Lee Scott H
Centers for Disease Control and Prevention, Atlanta, GA, USA.
NPJ Digit Med. 2018 Nov 19;1:63. doi: 10.1038/s41746-018-0070-0. Print 2018.
One broad goal of biomedical informatics is to generate fully-synthetic, faithfully representative electronic health records (EHRs) to facilitate data sharing between healthcare providers and researchers and promote methodological research. A variety of methods existing for generating synthetic EHRs, but they are not capable of generating unstructured text, like emergency department (ED) chief complaints, history of present illness, or progress notes. Here, we use the encoder-decoder model, a deep learning algorithm that features in many contemporary machine translation systems, to generate synthetic chief complaints from discrete variables in EHRs, like age group, gender, and discharge diagnosis. After being trained end-to-end on authentic records, the model can generate realistic chief complaint text that appears to preserve the epidemiological information encoded in the original record-sentence pairs. As a side effect of the model's optimization goal, these synthetic chief complaints are also free of relatively uncommon abbreviation and misspellings, and they include none of the personally identifiable information (PII) that was in the training data, suggesting that this model may be used to support the de-identification of text in EHRs. When combined with algorithms like generative adversarial networks (GANs), our model could be used to generate fully-synthetic EHRs, allowing healthcare providers to share faithful representations of multimodal medical data without compromising patient privacy. This is an important advance that we hope will facilitate the development of machine-learning methods for clinical decision support, disease surveillance, and other data-hungry applications in biomedical informatics.

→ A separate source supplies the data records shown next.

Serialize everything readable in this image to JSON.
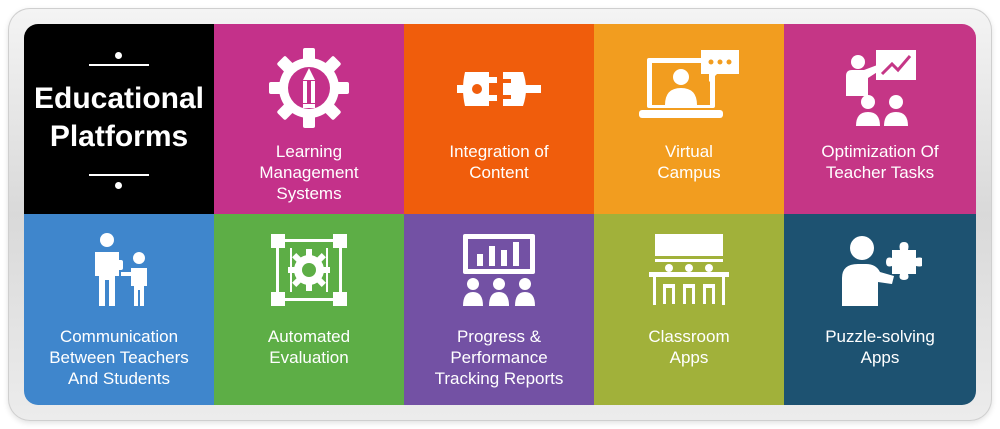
{
  "title": {
    "line1": "Educational",
    "line2": "Platforms"
  },
  "colors": {
    "black": "#000000",
    "pink": "#c4318a",
    "orange": "#f05d0c",
    "amber": "#f29d1f",
    "pink2": "#c53686",
    "blue": "#3f86cc",
    "green": "#5dae46",
    "purple": "#7351a4",
    "olive": "#a1b13a",
    "navy": "#1d5271"
  },
  "tiles": [
    {
      "icon": "gear-pencil-icon",
      "label": [
        "Learning",
        "Management",
        "Systems"
      ]
    },
    {
      "icon": "plug-connector-icon",
      "label": [
        "Integration of",
        "Content"
      ]
    },
    {
      "icon": "laptop-video-chat-icon",
      "label": [
        "Virtual",
        "Campus"
      ]
    },
    {
      "icon": "teacher-presentation-icon",
      "label": [
        "Optimization Of",
        "Teacher Tasks"
      ]
    },
    {
      "icon": "teacher-student-icon",
      "label": [
        "Communication",
        "Between Teachers",
        "And Students"
      ]
    },
    {
      "icon": "gear-frame-icon",
      "label": [
        "Automated",
        "Evaluation"
      ]
    },
    {
      "icon": "chart-audience-icon",
      "label": [
        "Progress &",
        "Performance",
        "Tracking Reports"
      ]
    },
    {
      "icon": "classroom-desks-icon",
      "label": [
        "Classroom",
        "Apps"
      ]
    },
    {
      "icon": "person-puzzle-icon",
      "label": [
        "Puzzle-solving",
        "Apps"
      ]
    }
  ]
}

生物医学信息学的一个广泛目标是生成完全合成的、具有忠实代表性的电子健康记录(EHR),以促进医疗保健提供者和研究人员之间的数据共享,并推动方法学研究。现有的多种方法可用于生成合成EHR,但它们无法生成非结构化文本,如急诊科(ED)主诉、现病史或病程记录。在此,我们使用编码器-解码器模型(一种在许多当代机器翻译系统中具有特色的深度学习算法),根据EHR中的离散变量(如年龄组、性别和出院诊断)生成合成主诉。在对真实记录进行端到端训练后,该模型可以生成逼真的主诉文本,这些文本似乎保留了原始记录-句子对中编码的流行病学信息。作为模型优化目标的一个附带效果,这些合成主诉也没有相对罕见的缩写和拼写错误,并且不包含训练数据中的任何个人身份信息(PII),这表明该模型可用于支持EHR中文本的去识别。当与生成对抗网络(GAN)等算法结合使用时,我们的模型可用于生成完全合成的EHR,使医疗保健提供者能够共享多模态医疗数据的忠实表示,而不会损害患者隐私。这是一项重要进展,我们希望它将促进用于临床决策支持、疾病监测以及生物医学信息学中其他数据需求大的应用的机器学习方法的发展。